Грехи и ошибки неизбежны и многи. В жизни народа, одаренного
размахом духовных исканий, они, быть может, по особому неизбежны
и особенно многочисленны. В настоящее время, в грехе
и блужданиях, русский народ подошел к пределу последнему.
Но в этом, верим, залог возрождения. Ибо поистине должна
ужаснуться душа. И на путях преодоления и просветления вслед
за высшим торжеством неверия возникнет высшее возобладание
Веры; вслед за триумфами "обличительства" идет торжество
Православия.
Имеет важность установить, к чему должен стремиться, чего
должен хотеть поборник России как "мира нового".
Не в отрыве от здешнего обретается достояние; но в сочетании
напряженного здешнего делания с утверждением мира духовного,
в котором делание это, получая отведенное обширное, важнейшее
место, преклоняется, подчиняется целям Высшего Цар121
ства. Только деланием, экономическим и административным,
можно среди испытаний, ниспосланных Господом на Россию,
воссоздать и укрепить нарушенный лад жизни, общественной и
частной, вспомнить и осуществить слова "о лете Господнем благоприятном"...
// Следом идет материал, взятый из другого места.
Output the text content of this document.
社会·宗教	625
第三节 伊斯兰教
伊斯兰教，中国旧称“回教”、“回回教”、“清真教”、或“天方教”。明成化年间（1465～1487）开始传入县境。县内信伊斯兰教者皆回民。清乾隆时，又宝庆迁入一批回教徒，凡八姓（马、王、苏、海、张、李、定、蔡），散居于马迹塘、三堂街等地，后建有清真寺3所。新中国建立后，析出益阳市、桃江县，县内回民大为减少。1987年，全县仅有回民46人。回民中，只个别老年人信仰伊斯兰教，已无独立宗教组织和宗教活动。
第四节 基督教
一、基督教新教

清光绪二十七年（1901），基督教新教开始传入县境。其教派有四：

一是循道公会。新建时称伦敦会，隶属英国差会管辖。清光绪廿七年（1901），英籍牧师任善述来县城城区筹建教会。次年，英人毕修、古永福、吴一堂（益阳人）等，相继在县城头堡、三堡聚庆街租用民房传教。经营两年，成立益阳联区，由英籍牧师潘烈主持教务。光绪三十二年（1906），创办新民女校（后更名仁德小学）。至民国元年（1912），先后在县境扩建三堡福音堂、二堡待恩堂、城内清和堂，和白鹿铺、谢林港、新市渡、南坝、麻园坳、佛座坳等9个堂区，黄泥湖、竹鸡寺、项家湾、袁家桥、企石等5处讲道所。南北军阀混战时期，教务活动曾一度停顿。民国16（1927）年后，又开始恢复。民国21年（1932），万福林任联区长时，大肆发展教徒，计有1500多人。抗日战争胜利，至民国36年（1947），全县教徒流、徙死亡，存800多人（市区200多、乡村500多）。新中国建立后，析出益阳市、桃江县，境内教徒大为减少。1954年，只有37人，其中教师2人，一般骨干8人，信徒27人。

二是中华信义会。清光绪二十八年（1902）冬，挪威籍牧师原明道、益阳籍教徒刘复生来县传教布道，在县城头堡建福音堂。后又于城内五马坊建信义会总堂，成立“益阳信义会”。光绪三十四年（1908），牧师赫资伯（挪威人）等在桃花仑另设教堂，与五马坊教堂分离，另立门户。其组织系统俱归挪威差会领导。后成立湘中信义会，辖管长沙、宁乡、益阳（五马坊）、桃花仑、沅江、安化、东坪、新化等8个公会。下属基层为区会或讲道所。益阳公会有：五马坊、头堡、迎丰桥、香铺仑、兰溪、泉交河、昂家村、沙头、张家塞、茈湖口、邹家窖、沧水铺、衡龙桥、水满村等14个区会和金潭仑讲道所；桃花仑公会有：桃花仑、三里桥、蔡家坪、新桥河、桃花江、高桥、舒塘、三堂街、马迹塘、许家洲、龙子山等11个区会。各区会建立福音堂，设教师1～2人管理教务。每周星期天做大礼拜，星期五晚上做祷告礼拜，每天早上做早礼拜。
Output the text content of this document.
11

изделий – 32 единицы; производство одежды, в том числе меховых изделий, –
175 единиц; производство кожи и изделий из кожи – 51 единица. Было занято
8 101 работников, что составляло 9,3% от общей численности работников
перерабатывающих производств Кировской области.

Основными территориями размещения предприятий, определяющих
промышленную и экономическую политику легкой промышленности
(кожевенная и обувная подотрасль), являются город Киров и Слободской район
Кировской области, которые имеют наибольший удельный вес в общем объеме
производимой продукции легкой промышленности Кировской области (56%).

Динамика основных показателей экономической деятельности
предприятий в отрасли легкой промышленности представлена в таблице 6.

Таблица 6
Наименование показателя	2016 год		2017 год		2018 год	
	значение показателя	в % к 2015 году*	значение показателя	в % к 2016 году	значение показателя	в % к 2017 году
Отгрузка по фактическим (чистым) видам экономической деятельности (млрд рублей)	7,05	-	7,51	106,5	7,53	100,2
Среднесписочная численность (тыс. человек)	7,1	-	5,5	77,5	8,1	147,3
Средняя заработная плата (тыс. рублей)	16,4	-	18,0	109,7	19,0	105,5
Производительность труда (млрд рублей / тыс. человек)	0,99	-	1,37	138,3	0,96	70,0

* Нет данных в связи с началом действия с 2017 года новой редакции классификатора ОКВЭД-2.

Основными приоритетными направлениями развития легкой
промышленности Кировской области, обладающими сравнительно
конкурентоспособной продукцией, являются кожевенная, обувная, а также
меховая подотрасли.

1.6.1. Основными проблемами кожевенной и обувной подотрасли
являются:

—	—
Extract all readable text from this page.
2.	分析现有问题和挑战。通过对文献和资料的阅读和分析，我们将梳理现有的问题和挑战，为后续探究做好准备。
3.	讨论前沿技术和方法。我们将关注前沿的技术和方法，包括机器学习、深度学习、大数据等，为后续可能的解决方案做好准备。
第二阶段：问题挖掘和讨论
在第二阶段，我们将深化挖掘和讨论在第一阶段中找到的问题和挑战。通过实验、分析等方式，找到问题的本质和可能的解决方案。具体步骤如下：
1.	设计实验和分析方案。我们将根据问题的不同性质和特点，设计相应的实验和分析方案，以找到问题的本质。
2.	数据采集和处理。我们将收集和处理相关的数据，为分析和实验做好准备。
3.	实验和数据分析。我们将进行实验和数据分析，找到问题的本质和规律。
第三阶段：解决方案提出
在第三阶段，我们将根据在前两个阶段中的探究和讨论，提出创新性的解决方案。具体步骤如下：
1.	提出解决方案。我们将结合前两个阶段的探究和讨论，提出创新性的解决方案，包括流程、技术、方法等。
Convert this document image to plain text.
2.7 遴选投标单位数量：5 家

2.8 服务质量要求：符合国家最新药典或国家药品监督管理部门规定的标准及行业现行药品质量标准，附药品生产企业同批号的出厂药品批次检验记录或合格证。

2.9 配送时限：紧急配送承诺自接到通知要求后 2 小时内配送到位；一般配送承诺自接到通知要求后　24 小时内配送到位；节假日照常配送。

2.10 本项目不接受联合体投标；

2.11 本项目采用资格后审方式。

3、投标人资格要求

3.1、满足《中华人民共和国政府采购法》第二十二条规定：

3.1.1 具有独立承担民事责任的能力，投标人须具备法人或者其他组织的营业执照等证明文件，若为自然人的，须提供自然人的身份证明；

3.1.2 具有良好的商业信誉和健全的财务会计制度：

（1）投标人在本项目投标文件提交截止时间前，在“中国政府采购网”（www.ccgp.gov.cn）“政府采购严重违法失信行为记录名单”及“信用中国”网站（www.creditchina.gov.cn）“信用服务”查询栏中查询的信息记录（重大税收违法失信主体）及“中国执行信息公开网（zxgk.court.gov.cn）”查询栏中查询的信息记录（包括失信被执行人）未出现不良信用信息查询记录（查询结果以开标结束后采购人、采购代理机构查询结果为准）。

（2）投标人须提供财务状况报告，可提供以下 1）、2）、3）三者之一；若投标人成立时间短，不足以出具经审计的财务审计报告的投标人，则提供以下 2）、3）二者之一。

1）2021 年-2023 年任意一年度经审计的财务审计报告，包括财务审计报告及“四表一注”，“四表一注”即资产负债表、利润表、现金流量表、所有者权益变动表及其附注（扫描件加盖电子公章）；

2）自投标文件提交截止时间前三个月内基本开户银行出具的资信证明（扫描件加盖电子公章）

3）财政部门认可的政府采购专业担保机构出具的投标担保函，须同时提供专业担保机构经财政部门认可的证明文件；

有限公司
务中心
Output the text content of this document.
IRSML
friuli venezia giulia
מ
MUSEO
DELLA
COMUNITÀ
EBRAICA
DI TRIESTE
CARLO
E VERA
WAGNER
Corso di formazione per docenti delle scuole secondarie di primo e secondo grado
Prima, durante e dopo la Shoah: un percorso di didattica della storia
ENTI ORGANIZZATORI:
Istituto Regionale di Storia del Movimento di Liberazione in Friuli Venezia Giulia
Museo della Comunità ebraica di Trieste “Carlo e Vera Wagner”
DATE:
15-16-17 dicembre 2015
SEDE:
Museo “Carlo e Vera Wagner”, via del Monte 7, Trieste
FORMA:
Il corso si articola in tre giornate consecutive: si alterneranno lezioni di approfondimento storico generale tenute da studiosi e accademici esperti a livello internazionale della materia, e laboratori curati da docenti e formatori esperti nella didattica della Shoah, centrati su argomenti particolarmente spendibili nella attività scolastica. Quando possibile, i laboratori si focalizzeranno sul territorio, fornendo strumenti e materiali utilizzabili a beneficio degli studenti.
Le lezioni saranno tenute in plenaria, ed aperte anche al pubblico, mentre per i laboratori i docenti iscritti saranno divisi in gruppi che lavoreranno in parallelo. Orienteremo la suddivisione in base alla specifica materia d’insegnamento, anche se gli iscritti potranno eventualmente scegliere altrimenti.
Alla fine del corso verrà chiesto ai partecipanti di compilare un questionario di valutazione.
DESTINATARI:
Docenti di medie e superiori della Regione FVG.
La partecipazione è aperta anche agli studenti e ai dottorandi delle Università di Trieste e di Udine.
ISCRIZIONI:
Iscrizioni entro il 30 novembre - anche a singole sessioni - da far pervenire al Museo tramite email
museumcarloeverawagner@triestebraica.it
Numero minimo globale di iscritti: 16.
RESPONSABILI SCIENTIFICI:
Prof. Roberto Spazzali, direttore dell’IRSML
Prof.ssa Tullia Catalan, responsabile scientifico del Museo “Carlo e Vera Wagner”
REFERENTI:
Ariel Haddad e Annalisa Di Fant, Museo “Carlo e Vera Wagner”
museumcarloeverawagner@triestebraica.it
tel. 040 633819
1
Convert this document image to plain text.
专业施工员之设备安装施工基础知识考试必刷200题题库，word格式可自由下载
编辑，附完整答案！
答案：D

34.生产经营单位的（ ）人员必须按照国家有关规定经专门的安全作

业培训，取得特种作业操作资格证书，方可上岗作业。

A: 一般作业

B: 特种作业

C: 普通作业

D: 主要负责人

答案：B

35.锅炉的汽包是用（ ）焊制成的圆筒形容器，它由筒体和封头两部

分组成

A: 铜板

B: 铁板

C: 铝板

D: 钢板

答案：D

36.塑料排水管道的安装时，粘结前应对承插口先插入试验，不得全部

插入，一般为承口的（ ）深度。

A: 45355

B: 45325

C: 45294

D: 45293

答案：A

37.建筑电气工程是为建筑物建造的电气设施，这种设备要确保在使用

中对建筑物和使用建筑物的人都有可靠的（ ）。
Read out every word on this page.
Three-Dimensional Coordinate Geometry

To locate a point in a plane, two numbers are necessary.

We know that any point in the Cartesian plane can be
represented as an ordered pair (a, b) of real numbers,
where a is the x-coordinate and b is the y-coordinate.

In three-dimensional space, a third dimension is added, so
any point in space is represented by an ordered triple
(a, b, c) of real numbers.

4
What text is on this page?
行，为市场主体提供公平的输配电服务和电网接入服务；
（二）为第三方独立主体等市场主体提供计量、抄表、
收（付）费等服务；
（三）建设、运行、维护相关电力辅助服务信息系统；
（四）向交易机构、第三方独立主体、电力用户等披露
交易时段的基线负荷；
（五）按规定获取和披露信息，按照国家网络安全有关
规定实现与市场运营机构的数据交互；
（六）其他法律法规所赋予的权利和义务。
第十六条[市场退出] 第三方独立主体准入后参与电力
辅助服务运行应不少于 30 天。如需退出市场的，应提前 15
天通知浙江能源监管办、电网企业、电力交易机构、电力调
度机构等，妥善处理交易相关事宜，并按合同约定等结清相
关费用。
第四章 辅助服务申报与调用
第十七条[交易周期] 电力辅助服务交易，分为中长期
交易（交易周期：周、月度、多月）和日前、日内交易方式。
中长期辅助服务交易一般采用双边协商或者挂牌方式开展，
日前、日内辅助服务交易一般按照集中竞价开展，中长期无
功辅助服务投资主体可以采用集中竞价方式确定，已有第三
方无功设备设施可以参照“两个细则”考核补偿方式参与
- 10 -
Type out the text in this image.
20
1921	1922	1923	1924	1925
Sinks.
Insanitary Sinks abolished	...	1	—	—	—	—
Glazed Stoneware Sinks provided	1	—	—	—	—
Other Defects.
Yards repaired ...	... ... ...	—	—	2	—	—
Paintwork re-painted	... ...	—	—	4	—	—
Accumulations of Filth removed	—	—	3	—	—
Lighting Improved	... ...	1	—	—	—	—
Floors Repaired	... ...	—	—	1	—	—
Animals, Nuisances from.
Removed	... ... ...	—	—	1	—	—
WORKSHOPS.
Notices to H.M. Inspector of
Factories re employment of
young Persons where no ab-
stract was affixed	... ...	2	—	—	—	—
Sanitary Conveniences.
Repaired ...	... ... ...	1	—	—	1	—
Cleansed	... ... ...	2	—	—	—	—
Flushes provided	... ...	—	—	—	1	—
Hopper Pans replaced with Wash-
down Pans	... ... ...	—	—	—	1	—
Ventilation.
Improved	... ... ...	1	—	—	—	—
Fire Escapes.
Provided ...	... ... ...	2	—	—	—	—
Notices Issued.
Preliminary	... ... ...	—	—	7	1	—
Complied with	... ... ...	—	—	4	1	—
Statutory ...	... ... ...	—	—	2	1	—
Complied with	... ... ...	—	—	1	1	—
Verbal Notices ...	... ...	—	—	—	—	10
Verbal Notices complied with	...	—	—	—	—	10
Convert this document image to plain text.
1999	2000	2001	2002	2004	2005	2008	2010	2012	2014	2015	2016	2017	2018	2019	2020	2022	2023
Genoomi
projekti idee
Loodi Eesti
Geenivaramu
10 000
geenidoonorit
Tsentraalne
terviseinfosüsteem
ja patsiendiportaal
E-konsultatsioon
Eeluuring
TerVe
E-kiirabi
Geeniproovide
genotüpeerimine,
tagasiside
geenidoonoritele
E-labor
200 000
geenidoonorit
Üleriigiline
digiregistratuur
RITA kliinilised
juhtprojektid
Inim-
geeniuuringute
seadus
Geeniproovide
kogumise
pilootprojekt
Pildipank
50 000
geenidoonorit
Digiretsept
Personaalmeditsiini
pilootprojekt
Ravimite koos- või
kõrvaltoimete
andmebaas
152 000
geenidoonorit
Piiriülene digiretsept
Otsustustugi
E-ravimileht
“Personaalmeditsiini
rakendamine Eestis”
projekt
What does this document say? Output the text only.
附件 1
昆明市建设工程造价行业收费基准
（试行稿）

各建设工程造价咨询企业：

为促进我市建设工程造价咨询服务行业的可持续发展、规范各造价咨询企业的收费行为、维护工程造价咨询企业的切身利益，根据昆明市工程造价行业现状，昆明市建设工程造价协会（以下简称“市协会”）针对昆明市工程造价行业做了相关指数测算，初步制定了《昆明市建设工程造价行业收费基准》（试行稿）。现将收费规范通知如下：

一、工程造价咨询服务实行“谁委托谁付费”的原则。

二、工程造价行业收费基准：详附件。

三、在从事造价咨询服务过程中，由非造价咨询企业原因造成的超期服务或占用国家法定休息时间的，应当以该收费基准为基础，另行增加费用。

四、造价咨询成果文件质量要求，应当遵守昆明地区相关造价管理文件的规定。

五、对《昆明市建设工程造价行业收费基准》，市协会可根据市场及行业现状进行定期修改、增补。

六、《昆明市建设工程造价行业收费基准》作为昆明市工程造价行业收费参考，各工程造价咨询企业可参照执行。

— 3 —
В выборе технических средств, в достижении подобных
целей было бы неправильно и вредно сторониться достижений
и средств, выработанных опытом Запада... Разрыв исторических
плоскостей сказывается не в области техники; он сказывается
в области отношения к технике, в области оценки
значения делания экономического и политического. Для мировоззрения,
не приемлющего теорий исторического материализма,
очевидна возможность существования при тождественном
техническом строе разных общественных укладов и разных
идеологий. Проблема исторических эпох есть проблема идеологическая.
И principium individuationis новейшего западно-европейского
мира заключается, в наших глазах, не в том развитии,
которое получили в нем техника, хозяйство и управление, но в
идеологическом значении, приписанном экономике и политике.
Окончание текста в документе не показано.